Antes de que cayera la noche, mi marido y yo decidimos salir al centro de Porlamar. El caos era general. Ningún comercio podía operar, ni tan siquiera aquellos que con un esfuerzo económico enorme se han hecho de una planta eléctrica. Todas las comunicaciones con los bancos estaban caídas y los puntos de venta no funcionaban. Y en la isla disponer de efectivo es misión imposible. Parece que hay que traer los billetes en una canoa. Por supuesto, ni una sola estación de gasolina abierta.
Claro está, ya el psiquiatra nos había obsequiado una de esas monsergas a las que nos tiene acostumbrados. La verdad es que ese señor es un atentado a todo lo que la civilización significa. Entonces, por salud mental hay que ignorarlo. Total, nunca dice algo medianamente útil.
Para nuestra enorme sorpresa, al noreste de la isla le reconectaron la electricidad como a las once de la noche, justo antes que acabara de consumirse la última vela que nos quedaba de las doce que consumimos en los últimos tres apagones. A esa hora, y temiendo un nuevo corte en cualquier momento, procedimos a lavar platos y quitarnos la incómoda sensación de horas sin darnos un baño corto, pero baño al fin.
Uno se pregunta cuál es el efecto no suficientemente documentado de esta situación venezolana en la mente de sus habitantes.
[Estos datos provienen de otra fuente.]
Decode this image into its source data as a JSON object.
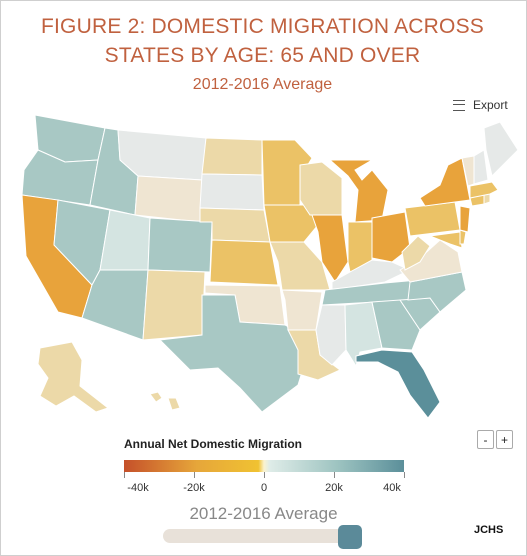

Idiotas ha habido de siempre, pero al parecer a algunos la sesera se les perforó o ya no les quedan sino tres cotufas y dos no les han explotado.
Mi marido y yo vivimos en una casita frente al mar. Sí, una vista que es oro en polvo y que en medio de tantas tribulaciones es mucho más efectiva que cualquier ansiolítico. Es una zona en un pueblo de pescadores, El Cardón, en el noreste rural, lejos del mundanal ruido y de esa zona urbana de tiendas, comercios, restaurantes, hoteles.
Cerca de la medianoche, agotados de un día particularmente complicado y luego de comer algo sencillo, nos fuimos a dormir. Oh sorpresa cuando comenzamos a escuchar pin, pan, pun… Y el cielo comienza a iluminarse. Nos asomamos y vemos fuegos artificiales. Sí, de todo tipo y de mil colores. Mi marido pensó lo que habrían pensado muchos: el tipo se fue, cesó la usurpación y con el apagón no nos enteramos. Yo, mucho más realista, pensé en lo que efectivamente ocurría: algún imbécil en medio de esta tragedia de día había decidido montar una mega rumba que incluía un festival de fuegos de artificio. Hay que tener el cerebro muy dañado, hay que ser extremadamente incapaz de la más elemental empatía, como para hacer semejante despliegue de vulgaridad y ostentación como cierre de un día en el que todos los habitantes de la zona habíamos sudado tinta china.
Esa es la mentalidad «del enchufado», peste que le ha caído encima a este país. Mi abuelo decía «no todos somos iguales ni aun después de muertos». Razón le abundaba. Entre el enchufado y la gente decente de este país hay distancias siderales.